[49] Vide De Murr, Annotamenta ad Bibliothecas Hallerianas, 4to. Helmstadt, 1805. Since this was written I have an interesting letter from Pastor Tollin, in which he informs me that he actually possesses a copy of the pamphlet!
[50] Bolsec, Vie de Calvin, 12mo. Paris, 1557.
[51] The title is the same as before. In addition to the old address to his reader, however, Villeneuve now appends these lines:—
Ad Eundem.
Si terras et regna hominum, si ingentia quæque
Flumina, cœruleum si mare nôsse juvat,
Si montes, si urbes, populos opibusque superbos,
Huc ades, hæc oculis prospice cuncta tuis.
Which may be paraphrased thus:—
This world and all its kingdoms wouldst thou know,
What mighty rivers to blue oceans flow,
What mountains rise, what cities grace the lands,
Thick-peopled, rich through toil of busy hands,—
—If for such lore thou hast a mind to call,
Open this book, and there survey it all.
[52] Vie de Calvin, &c.
[53] This, the second edition of Villanovanus’s Ptolemy, is one of the very rare books. All of the impression that could be discovered when Servetus was burned in effigy at Vienne, along with his Christianismi Restitutio, appears to have been seized and committed to the flames. I find both editions in the library of the British Museum.

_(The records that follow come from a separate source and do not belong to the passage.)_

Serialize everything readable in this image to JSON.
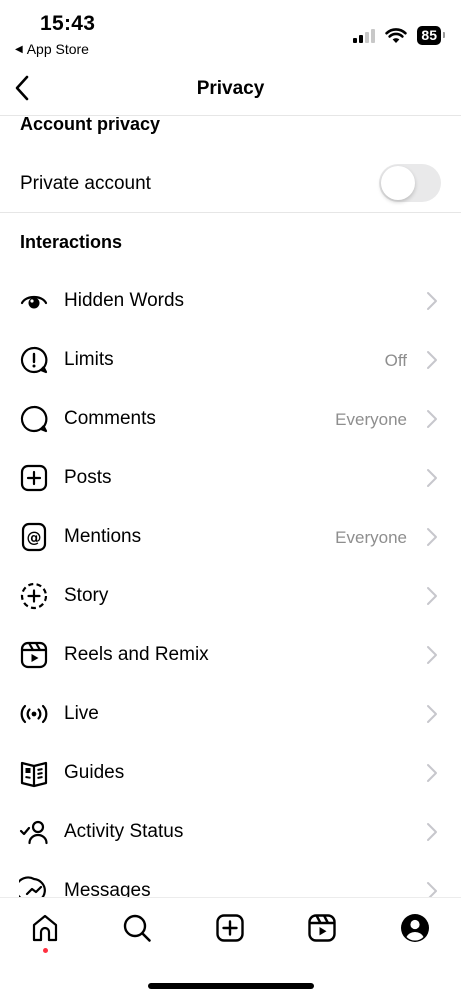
{
  "status_bar": {
    "time": "15:43",
    "back_app": "App Store",
    "battery": "85"
  },
  "nav": {
    "title": "Privacy",
    "back_icon": "chevron-left-icon"
  },
  "account_privacy": {
    "heading": "Account privacy",
    "private_label": "Private account",
    "private_enabled": false
  },
  "interactions": {
    "heading": "Interactions",
    "items": [
      {
        "label": "Hidden Words",
        "value": "",
        "icon": "eye-icon"
      },
      {
        "label": "Limits",
        "value": "Off",
        "icon": "alert-bubble-icon"
      },
      {
        "label": "Comments",
        "value": "Everyone",
        "icon": "comment-bubble-icon"
      },
      {
        "label": "Posts",
        "value": "",
        "icon": "plus-square-icon"
      },
      {
        "label": "Mentions",
        "value": "Everyone",
        "icon": "at-sign-icon"
      },
      {
        "label": "Story",
        "value": "",
        "icon": "story-plus-icon"
      },
      {
        "label": "Reels and Remix",
        "value": "",
        "icon": "reels-icon"
      },
      {
        "label": "Live",
        "value": "",
        "icon": "live-broadcast-icon"
      },
      {
        "label": "Guides",
        "value": "",
        "icon": "guide-book-icon"
      },
      {
        "label": "Activity Status",
        "value": "",
        "icon": "activity-status-icon"
      },
      {
        "label": "Messages",
        "value": "",
        "icon": "messenger-icon"
      }
    ]
  },
  "tab_bar": {
    "items": [
      "home-icon",
      "search-icon",
      "create-icon",
      "reels-icon",
      "profile-icon"
    ]
  }
}
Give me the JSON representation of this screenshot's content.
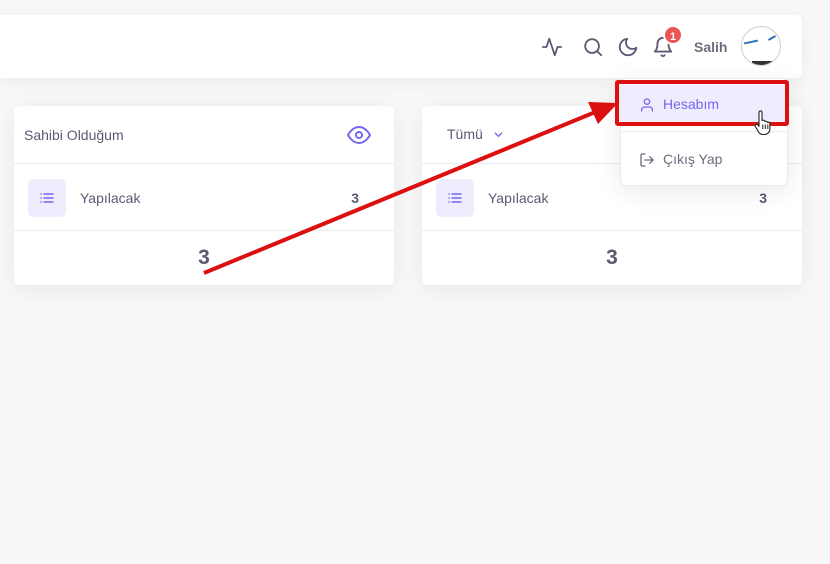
{
  "header": {
    "username": "Salih",
    "notification_count": "1"
  },
  "cards": [
    {
      "title": "Sahibi Olduğum",
      "row": {
        "label": "Yapılacak",
        "count": "3"
      },
      "total": "3"
    },
    {
      "dropdown_label": "Tümü",
      "row": {
        "label": "Yapılacak",
        "count": "3"
      },
      "total": "3"
    }
  ],
  "user_menu": {
    "account_label": "Hesabım",
    "logout_label": "Çıkış Yap"
  },
  "colors": {
    "primary": "#7367f0",
    "primary_light": "#efedfd",
    "danger": "#ea5455",
    "annotation_red": "#dc1010",
    "text": "#5e5873"
  }
}
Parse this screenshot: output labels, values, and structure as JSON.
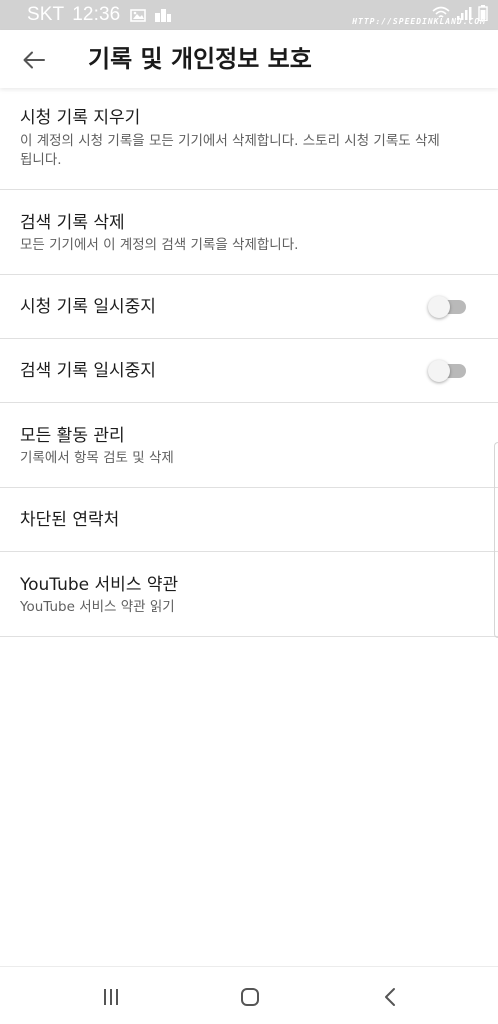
{
  "status_bar": {
    "carrier": "SKT",
    "time": "12:36",
    "watermark": "HTTP://SPEEDINKLAND.COM",
    "icons": [
      "image-icon",
      "buildings-icon",
      "wifi-icon",
      "signal-icon",
      "battery-icon"
    ]
  },
  "header": {
    "back_icon": "back-arrow-icon",
    "title": "기록 및 개인정보 보호"
  },
  "settings": [
    {
      "title": "시청 기록 지우기",
      "subtitle": "이 계정의 시청 기록을 모든 기기에서 삭제합니다. 스토리 시청 기록도 삭제됩니다."
    },
    {
      "title": "검색 기록 삭제",
      "subtitle": "모든 기기에서 이 계정의 검색 기록을 삭제합니다."
    },
    {
      "title": "시청 기록 일시중지",
      "toggle_on": false
    },
    {
      "title": "검색 기록 일시중지",
      "toggle_on": false
    },
    {
      "title": "모든 활동 관리",
      "subtitle": "기록에서 항목 검토 및 삭제"
    },
    {
      "title": "차단된 연락처"
    },
    {
      "title": "YouTube 서비스 약관",
      "subtitle": "YouTube 서비스 약관 읽기"
    }
  ],
  "nav_bar": {
    "buttons": [
      "recent-apps-icon",
      "home-icon",
      "back-icon"
    ]
  },
  "colors": {
    "status_bar_bg": "#d2d2d2",
    "divider": "#e0e0e0",
    "toggle_off_track": "#b9b9b9",
    "toggle_off_thumb": "#f4f4f4",
    "subtitle_text": "#606060"
  }
}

[54] Habes in hoc Libro, prudens Lector, utriusque Instrumenti novam Tralationem editam a Reverendo sacræ theologiæ Doctore Sancte Pagnini. Lugdun. 1527-28, fol. Such is the title of this, which we presume to be the first edition of Pagnini’s Bible. Between it and the one of Cologne of 1541, edited by Melchior Novesianus, we find no other until we come to that of Villanovanus. Pagnini is said in the letter of J. F. Pico de Mirandola, which precedes the text, to have been twenty-five years engaged on the work. It is accompanied by no fewer than two commendatory epistles from Popes Adrian VI. and Clement VII., and is said to be the first edition of the Bible that is found divided into chapters. Richard Simon (Hist. du vieux Testament, liv. ii.) speaks slightingly of its merits; but it has been highly prized by others, as good judges as he. To us it appears a very admirable version, our own English Bible being generally so like it, that we fancy it must have been used by our Translators.